On the state “evidence,” Judge Gbenewelleh, “Prosecution failed to produce before this court the video recording along with statement allegedly made. Thus, this court says prosecution failed to prove the charge as laid in the indictment of September 25, 2007” Judge Gbenewelleh averred.

Another issue of contention was the testimony of NSA personnel James Kanneh, who also testified that Junior was interviewed by the NSA and during the interview Junior said he was approached by his kinsmen [Krahns] for arms after the disarmament process and he told them he had no access to arms anymore.

The judge noted that Kanneh testified that Junior left Liberia for the Ivory Coast due to constant requests from his kinsmen for arms and that he (Junior) did not want to engage in military activity anymore.

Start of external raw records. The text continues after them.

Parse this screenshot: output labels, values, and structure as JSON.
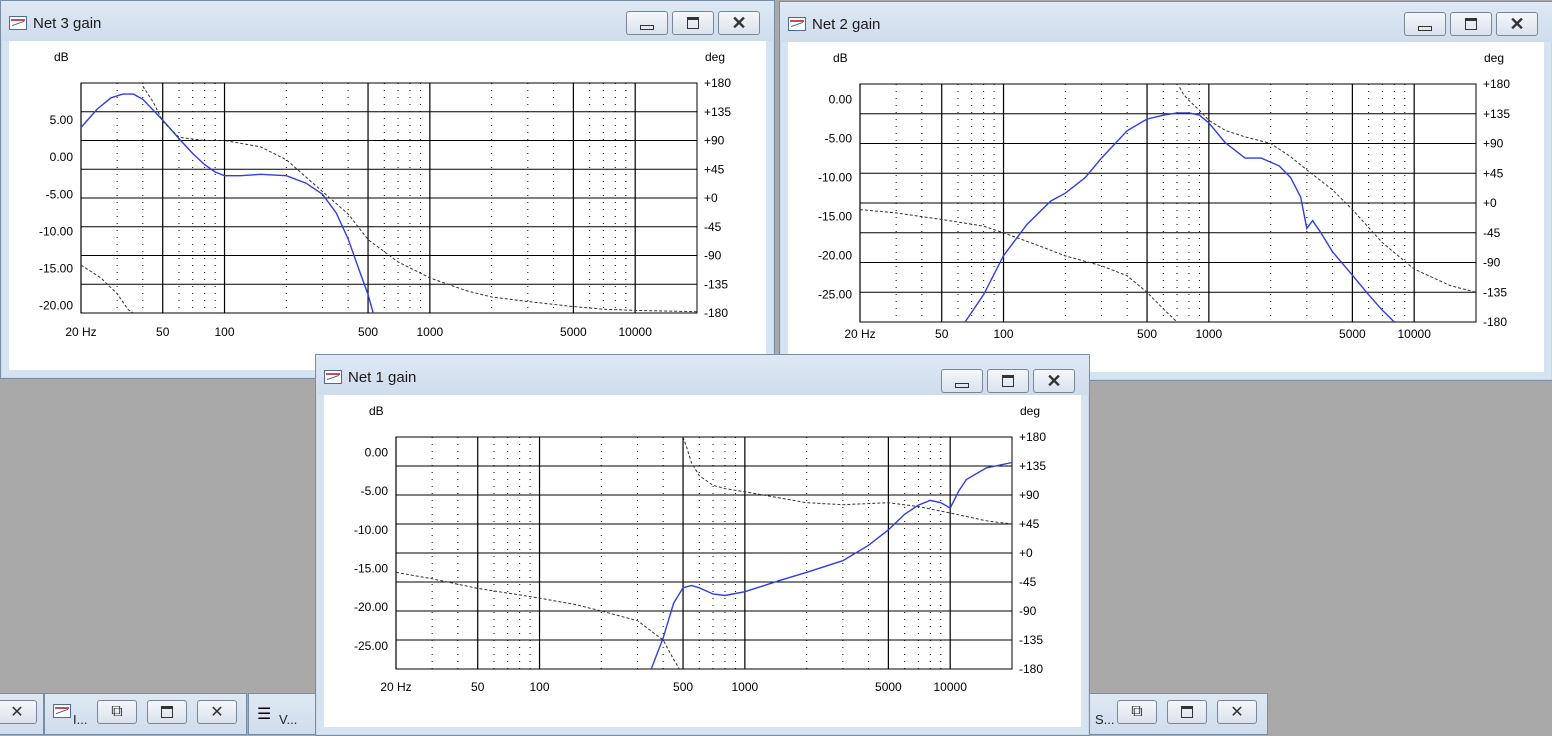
{
  "colors": {
    "magnitude_line": "#2f3fe0",
    "phase_line": "#333333",
    "grid": "#000000",
    "desktop": "#a9a9a9"
  },
  "windows": [
    {
      "id": "net3",
      "title": "Net 3 gain",
      "buttons": {
        "minimize": "minimize-icon",
        "maximize": "maximize-icon",
        "close": "close-icon"
      }
    },
    {
      "id": "net2",
      "title": "Net 2 gain",
      "buttons": {
        "minimize": "minimize-icon",
        "maximize": "maximize-icon",
        "close": "close-icon"
      }
    },
    {
      "id": "net1",
      "title": "Net 1 gain",
      "buttons": {
        "minimize": "minimize-icon",
        "maximize": "maximize-icon",
        "close": "close-icon"
      }
    }
  ],
  "taskbar": {
    "items": [
      {
        "label": "I..."
      },
      {
        "label": "V..."
      },
      {
        "label": "S..."
      }
    ]
  },
  "chart_data": [
    {
      "id": "net3",
      "type": "line",
      "ylabel_left": "dB",
      "ylabel_right": "deg",
      "xscale": "log",
      "xlim": [
        20,
        20000
      ],
      "xticks": [
        20,
        50,
        100,
        500,
        1000,
        5000,
        10000
      ],
      "xtick_labels": [
        "20 Hz",
        "50",
        "100",
        "500",
        "1000",
        "5000",
        "10000"
      ],
      "ylim_left": [
        -21,
        10
      ],
      "yticks_left": [
        5,
        0,
        -5,
        -10,
        -15,
        -20
      ],
      "ytick_labels_left": [
        "5.00",
        "0.00",
        "-5.00",
        "-10.00",
        "-15.00",
        "-20.00"
      ],
      "ylim_right": [
        -180,
        180
      ],
      "yticks_right": [
        180,
        135,
        90,
        45,
        0,
        -45,
        -90,
        -135,
        -180
      ],
      "ytick_labels_right": [
        "+180",
        "+135",
        "+90",
        "+45",
        "+0",
        "-45",
        "-90",
        "-135",
        "-180"
      ],
      "grid": true,
      "series": [
        {
          "axis": "left",
          "style": "solid",
          "x": [
            20,
            24,
            28,
            32,
            36,
            40,
            50,
            60,
            70,
            80,
            90,
            100,
            120,
            150,
            200,
            250,
            300,
            350,
            400,
            450,
            500,
            530
          ],
          "y": [
            4,
            6.5,
            8,
            8.5,
            8.5,
            7.8,
            5,
            2.5,
            0.5,
            -1,
            -2,
            -2.5,
            -2.5,
            -2.3,
            -2.5,
            -3.5,
            -5,
            -7.5,
            -11,
            -15,
            -18.5,
            -21
          ]
        },
        {
          "axis": "right",
          "style": "dashed",
          "x": [
            20,
            25,
            30,
            34,
            36,
            40,
            45,
            50,
            60,
            80,
            100,
            150,
            200,
            300,
            400,
            500,
            700,
            1000,
            1500,
            2000,
            3000,
            5000,
            7000,
            10000,
            20000
          ],
          "y": [
            -105,
            -125,
            -150,
            -175,
            -180,
            175,
            150,
            120,
            95,
            90,
            90,
            80,
            60,
            10,
            -25,
            -65,
            -100,
            -125,
            -145,
            -155,
            -162,
            -170,
            -174,
            -176,
            -178
          ]
        }
      ]
    },
    {
      "id": "net2",
      "type": "line",
      "ylabel_left": "dB",
      "ylabel_right": "deg",
      "xscale": "log",
      "xlim": [
        20,
        20000
      ],
      "xticks": [
        20,
        50,
        100,
        500,
        1000,
        5000,
        10000
      ],
      "xtick_labels": [
        "20 Hz",
        "50",
        "100",
        "500",
        "1000",
        "5000",
        "10000"
      ],
      "ylim_left": [
        -28.5,
        2
      ],
      "yticks_left": [
        0,
        -5,
        -10,
        -15,
        -20,
        -25
      ],
      "ytick_labels_left": [
        "0.00",
        "-5.00",
        "-10.00",
        "-15.00",
        "-20.00",
        "-25.00"
      ],
      "ylim_right": [
        -180,
        180
      ],
      "yticks_right": [
        180,
        135,
        90,
        45,
        0,
        -45,
        -90,
        -135,
        -180
      ],
      "ytick_labels_right": [
        "+180",
        "+135",
        "+90",
        "+45",
        "+0",
        "-45",
        "-90",
        "-135",
        "-180"
      ],
      "grid": true,
      "series": [
        {
          "axis": "left",
          "style": "solid",
          "x": [
            65,
            80,
            100,
            130,
            170,
            200,
            250,
            300,
            400,
            500,
            600,
            700,
            800,
            900,
            1000,
            1200,
            1500,
            1800,
            2200,
            2500,
            2800,
            3000,
            3200,
            3500,
            4000,
            5000,
            6000,
            7000,
            8000
          ],
          "y": [
            -28.5,
            -25,
            -20,
            -16,
            -13,
            -12,
            -10,
            -7.5,
            -4,
            -2.5,
            -2,
            -1.7,
            -1.7,
            -2,
            -3,
            -5.5,
            -7.5,
            -7.5,
            -8.5,
            -10,
            -12.5,
            -16.5,
            -15.5,
            -17,
            -19.5,
            -22.5,
            -25,
            -27,
            -28.5
          ]
        },
        {
          "axis": "right",
          "style": "dashed",
          "x": [
            20,
            30,
            50,
            80,
            100,
            150,
            200,
            300,
            400,
            500,
            600,
            700,
            720,
            750,
            800,
            900,
            1000,
            1200,
            1500,
            2000,
            2500,
            3000,
            4000,
            5000,
            7000,
            10000,
            15000,
            20000
          ],
          "y": [
            -10,
            -15,
            -25,
            -35,
            -45,
            -65,
            -80,
            -95,
            -110,
            -135,
            -160,
            -180,
            175,
            165,
            155,
            140,
            125,
            110,
            100,
            90,
            70,
            50,
            20,
            -10,
            -60,
            -100,
            -125,
            -135
          ]
        }
      ]
    },
    {
      "id": "net1",
      "type": "line",
      "ylabel_left": "dB",
      "ylabel_right": "deg",
      "xscale": "log",
      "xlim": [
        20,
        20000
      ],
      "xticks": [
        20,
        50,
        100,
        500,
        1000,
        5000,
        10000
      ],
      "xtick_labels": [
        "20 Hz",
        "50",
        "100",
        "500",
        "1000",
        "5000",
        "10000"
      ],
      "ylim_left": [
        -28,
        2
      ],
      "yticks_left": [
        0,
        -5,
        -10,
        -15,
        -20,
        -25
      ],
      "ytick_labels_left": [
        "0.00",
        "-5.00",
        "-10.00",
        "-15.00",
        "-20.00",
        "-25.00"
      ],
      "ylim_right": [
        -180,
        180
      ],
      "yticks_right": [
        180,
        135,
        90,
        45,
        0,
        -45,
        -90,
        -135,
        -180
      ],
      "ytick_labels_right": [
        "+180",
        "+135",
        "+90",
        "+45",
        "+0",
        "-45",
        "-90",
        "-135",
        "-180"
      ],
      "grid": true,
      "series": [
        {
          "axis": "left",
          "style": "solid",
          "x": [
            350,
            400,
            450,
            500,
            550,
            600,
            700,
            800,
            1000,
            1500,
            2000,
            3000,
            4000,
            5000,
            6000,
            7000,
            8000,
            9000,
            10000,
            11000,
            12000,
            15000,
            20000
          ],
          "y": [
            -28,
            -24,
            -19.5,
            -17.5,
            -17.2,
            -17.5,
            -18.3,
            -18.5,
            -18,
            -16.5,
            -15.5,
            -14,
            -12,
            -10,
            -8,
            -6.8,
            -6.2,
            -6.5,
            -7.2,
            -5,
            -3.5,
            -2,
            -1.3
          ]
        },
        {
          "axis": "right",
          "style": "dashed",
          "x": [
            20,
            30,
            50,
            80,
            100,
            150,
            200,
            300,
            400,
            450,
            480,
            500,
            520,
            550,
            600,
            700,
            800,
            1000,
            1500,
            2000,
            3000,
            5000,
            7000,
            10000,
            15000,
            20000
          ],
          "y": [
            -30,
            -40,
            -55,
            -65,
            -70,
            -80,
            -90,
            -105,
            -135,
            -165,
            -180,
            180,
            165,
            140,
            120,
            105,
            100,
            95,
            85,
            78,
            75,
            78,
            72,
            62,
            50,
            45
          ]
        }
      ]
    }
  ]
}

On this issue, Judge Gbenewelleh said the interview was made after the arrest and detention of Dorbor and that the interview is devoid of any evidence alleging that Julu ever sent Dorbor to Ivory Coast to him so as to introduce him to Delafosse for arms.”

According to the judge, the interview of Junior that he had no access to arms anymore and is not interested in military activity creates a reasonable doubt in the minds of the court that he had access to arms in the Ivory Coast .

The Judge also debunked prosecution's evidence regarding Junior Gaye's testimony in which he alleged that he received a phone call from Armah Yulu and they were ready and they needed 200 AK-47 riffles and 3,000 military uniforms.

“This testimony by Junior creates serious doubt in the mind of the Court since Armah Yulu is not on trial and since the prosecution failed to avail another witness to confirm this allegation,” the judge said.

Then Judge Gbenewelleh touched on the testimony of prosecution that quoted Dorbor as confessing during an alleged investigation at the NSA. He also rubbished the “evidence” on account of the fact that it was inadmissible as it was not consistent with Article 21c of the Liberian Constitution of 1986, which states that the confession or statement made by an accused in the absence of his/her legal counsel cannot be held against him/her.

There was the contentious issue of Dorbor's arrest and investigation by Ivorian security forces.

Judge Gbenewelleh said the Court granted a motion to the prosecution for deposition which extended fact gathering to the Ivory Coast in an effort to take the testimony of the alleged arm dealer Delafosse and Kasarati who allegedly arrested Dorbor in that neighboring country.

“There was no deposition taken. This court says, therefore, that the failure of the state to take deposition of the alleged arm dealer and arresting officer creates another serious doubt in the mind of the court,” he said. “The absent of testimonies of these two top military officials which are material in this trial makes the entire evidence of prosecution insufficient.”

He pointed out that the testimonies of the two witnesses for which deposition was granted was to corroborate and establish sufficient evidence beyond reasonable doubt for the conviction of the defendants.

He added: “This court instead received an alleged investigative report instead of deposition; the delegation only proceeded to the Ivory Coast for deposition, in the absence of deposition there can be no evidence. This court says this purported report was never cross examined and is therefore incredible and has no legal bearing.”

At this point, the judge who had got on his feet probably to allow for gesticulation or to be fully heard in the absence of a public address system, said: “Where there is reasonable doubt in a criminal trial, it must operate in favor of the accused. Wherefore, and in view of the foregoing, it is the final judgment of this Court that retired Gen. Charles Julu and Col. Andrew Dorbor are not guilty.”

Those words of Judge Gbenewelleh triggered tumultuous uproar of jubilance amongst the crowds of people who stormed the Temple of Justice last Friday.

It took the combined efforts of local and expatriate security personnel to allow the Judge's final words, “…It is hereby ordered that these men be released from further detention and their freedoms restored without the pass of a day.”

The crowds went wild, and celebrations commenced in the halls of the Court.